Location: Plant Science ResearchTitle: A maize polygalacturonase functions as a suppressor of the hypersensitive response and programmed cell death in maize
|HE, YIJAN - North Carolina State University|
|KARRE, SHAILESH - North Carolina State University|
|JOHAL, GURI - Purdue University|
Submitted to: BMC Plant Biology
Publication Type: Peer Reviewed Journal
Publication Acceptance Date: 6/1/2019
Publication Date: 8/1/2019
Citation: He, Y., Christensen, S.A., Karre, S., Johal, G., Balint Kurti, P.J. 2019. A maize polygalacturonase functions as a suppressor of the hypersensitive response and programmed cell death in maize. Biomed Central (BMC) Plant Biology. 19:310.

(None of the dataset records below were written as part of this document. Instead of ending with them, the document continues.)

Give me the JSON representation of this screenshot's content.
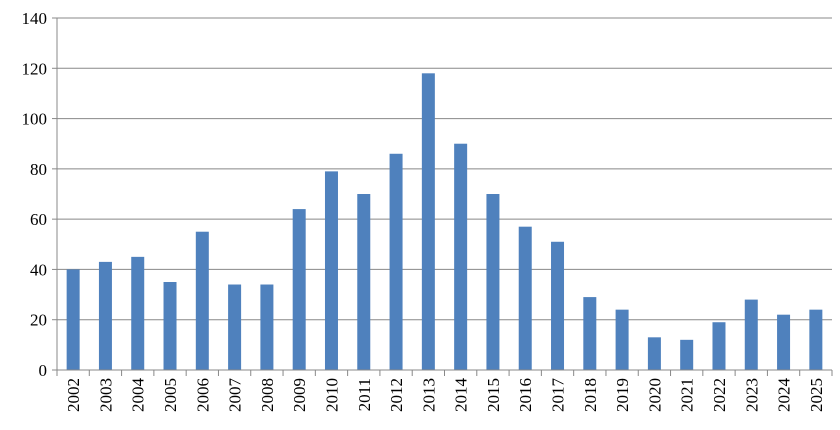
{
  "chart_data": {
    "type": "bar",
    "categories": [
      "2002",
      "2003",
      "2004",
      "2005",
      "2006",
      "2007",
      "2008",
      "2009",
      "2010",
      "2011",
      "2012",
      "2013",
      "2014",
      "2015",
      "2016",
      "2017",
      "2018",
      "2019",
      "2020",
      "2021",
      "2022",
      "2023",
      "2024",
      "2025"
    ],
    "values": [
      40,
      43,
      45,
      35,
      55,
      34,
      34,
      64,
      79,
      70,
      86,
      118,
      90,
      70,
      57,
      51,
      29,
      24,
      13,
      12,
      19,
      28,
      22,
      24
    ],
    "color": "#4f81bd",
    "ylim": [
      0,
      140
    ],
    "yticks": [
      0,
      20,
      40,
      60,
      80,
      100,
      120,
      140
    ],
    "grid": true
  }
}
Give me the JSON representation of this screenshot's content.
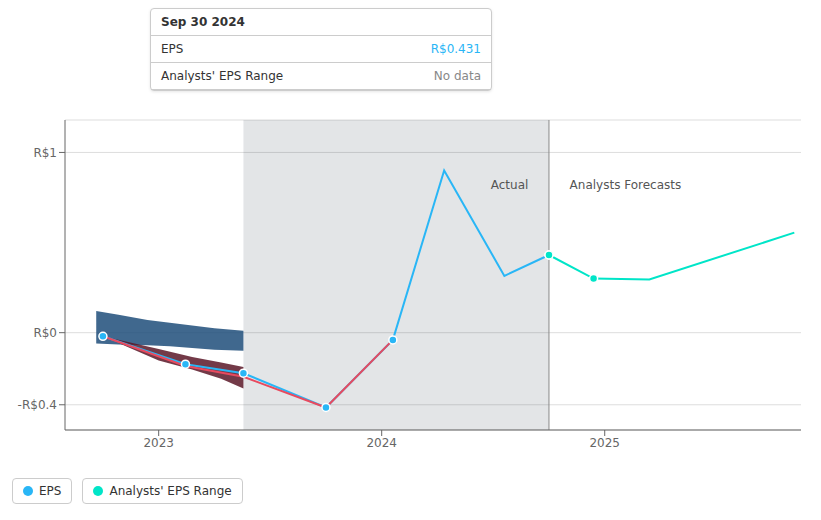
{
  "chart_data": {
    "type": "line",
    "xlim": [
      2022.58,
      2025.88
    ],
    "ylim": [
      -0.54,
      1.18
    ],
    "xticks": [
      2023,
      2024,
      2025
    ],
    "yticks": [
      {
        "value": 1.0,
        "label": "R$1"
      },
      {
        "value": 0.0,
        "label": "R$0"
      },
      {
        "value": -0.4,
        "label": "-R$0.4"
      }
    ],
    "grid": true,
    "legend": "lower left",
    "series": [
      {
        "name": "EPS",
        "type": "line",
        "color": "#29b6f6",
        "marker": "circle",
        "x": [
          2022.75,
          2023.12,
          2023.38,
          2023.75,
          2024.05,
          2024.28,
          2024.55,
          2024.75
        ],
        "values": [
          -0.02,
          -0.175,
          -0.225,
          -0.415,
          -0.04,
          0.9,
          0.315,
          0.431
        ],
        "marker_x": [
          2022.75,
          2023.12,
          2023.38,
          2023.75,
          2024.05,
          2024.75
        ],
        "marker_values": [
          -0.02,
          -0.175,
          -0.225,
          -0.415,
          -0.04,
          0.431
        ]
      },
      {
        "name": "Analysts' EPS Range",
        "type": "line",
        "color": "#00e5c8",
        "marker": "circle",
        "x": [
          2024.75,
          2024.95,
          2025.2,
          2025.85
        ],
        "values": [
          0.431,
          0.3,
          0.295,
          0.555
        ],
        "marker_x": [
          2024.75,
          2024.95
        ],
        "marker_values": [
          0.431,
          0.3
        ]
      },
      {
        "type": "line",
        "color": "#e84a5f",
        "x": [
          2022.75,
          2023.12,
          2023.38,
          2023.75,
          2024.05
        ],
        "values": [
          -0.02,
          -0.185,
          -0.245,
          -0.415,
          -0.04
        ]
      },
      {
        "type": "area",
        "color": "#1e4d7a",
        "x": [
          2022.72,
          2022.82,
          2022.95,
          2023.05,
          2023.15,
          2023.25,
          2023.38
        ],
        "values": [
          0.12,
          0.1,
          0.07,
          0.055,
          0.04,
          0.025,
          0.01
        ],
        "lower": [
          -0.06,
          -0.065,
          -0.07,
          -0.075,
          -0.085,
          -0.095,
          -0.1
        ]
      },
      {
        "type": "area",
        "color": "#5a1828",
        "x": [
          2022.75,
          2023.0,
          2023.15,
          2023.28,
          2023.38
        ],
        "values": [
          -0.02,
          -0.09,
          -0.135,
          -0.165,
          -0.19
        ],
        "lower": [
          -0.02,
          -0.155,
          -0.205,
          -0.255,
          -0.31
        ]
      }
    ],
    "shade": {
      "x": [
        2023.38,
        2024.75
      ],
      "color": "#152638"
    },
    "vlines": [
      2024.75
    ],
    "annotations": [
      {
        "text": "Actual",
        "x": 2024.68,
        "y": 0.82
      },
      {
        "text": "Analysts Forecasts",
        "x": 2024.82,
        "y": 0.82
      }
    ],
    "tooltip": {
      "title": "Sep 30 2024",
      "rows": [
        {
          "label": "EPS",
          "value": "R$0.431",
          "color": "#29b6f6"
        },
        {
          "label": "Analysts' EPS Range",
          "value": "No data"
        }
      ]
    }
  }
}
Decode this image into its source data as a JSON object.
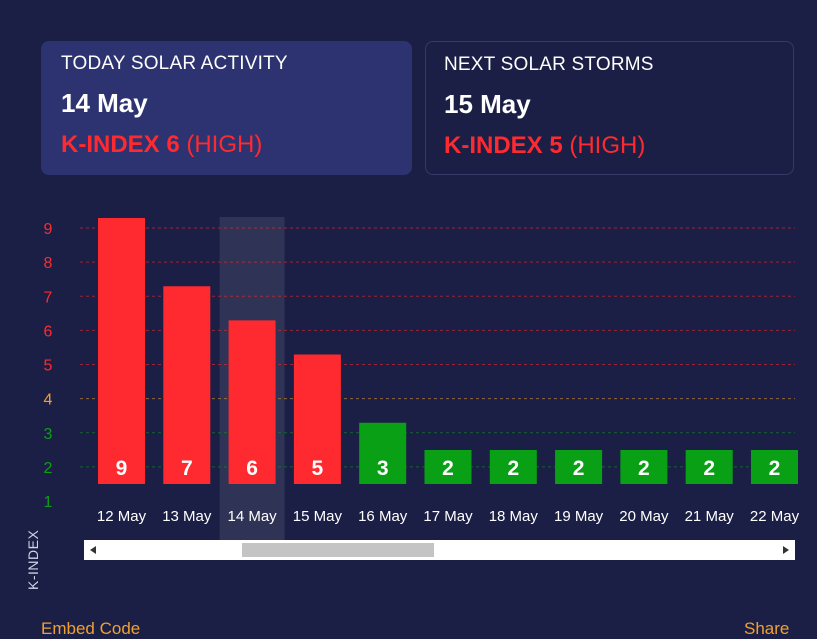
{
  "today_card": {
    "title": "TODAY SOLAR ACTIVITY",
    "date": "14 May",
    "k_label": "K-INDEX 6",
    "level": "(HIGH)"
  },
  "next_card": {
    "title": "NEXT SOLAR STORMS",
    "date": "15 May",
    "k_label": "K-INDEX 5",
    "level": "(HIGH)"
  },
  "colors": {
    "high": "#ff2a2f",
    "moderate": "#f0a030",
    "low": "#0aa015",
    "background": "#1b1f45",
    "card_active": "#2d3370"
  },
  "chart_data": {
    "type": "bar",
    "categories": [
      "12 May",
      "13 May",
      "14 May",
      "15 May",
      "16 May",
      "17 May",
      "18 May",
      "19 May",
      "20 May",
      "21 May",
      "22 May"
    ],
    "values": [
      9,
      7,
      6,
      5,
      3,
      2,
      2,
      2,
      2,
      2,
      2
    ],
    "ylabel": "K-INDEX",
    "yticks": [
      1,
      2,
      3,
      4,
      5,
      6,
      7,
      8,
      9
    ],
    "ylim": [
      1,
      9
    ],
    "grid": true,
    "highlighted_category": "14 May"
  },
  "footer": {
    "embed_label": "Embed Code",
    "share_label": "Share"
  }
}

Interpretive Summary: In this manuscript we show that a a polygalacturonase enzyme, which is predicted to be involved in degradation of pectin, also acts as a suppressor of programed cell death, specifically a form of programed cell death during the defense response known as the hypersensitive response.
Technical Abstract: The hypersensitive defense response (HR) in plants is a rapid, localized cell death response around the point of attempted pathogen penetration. HR is usually triggered by a pathogen recognition event mediated by a nucleotide-binding site, leucine-rich repeat (NLR) gene. The autoactive maize NLR resistance gene Rp1-D21 confers a spontaneous HR response in the absence of pathogen recognition. Previous work identified a set of loci associated with variation in the severity of Rp1-D21-induced HR. A polygalacturonase gene homolog, here termed ZmPGH1, was identified as a possible causal gene at one of these loci on chromosome 7. We show here that expression of ZmPGH1 can inhibit the HR-inducing activity of Rp1-D21 and that of another autoactive NLR, RPM1(D505V), in a transient expression assay system in Nicotiana benthamiana. Using a transposon insertion line we show that overexpression of ZmPGH1 in maize is associated with suppression of chemically-induced programmed cell death but that it had no discernable effect on resistance to two foliar fungal pathogens.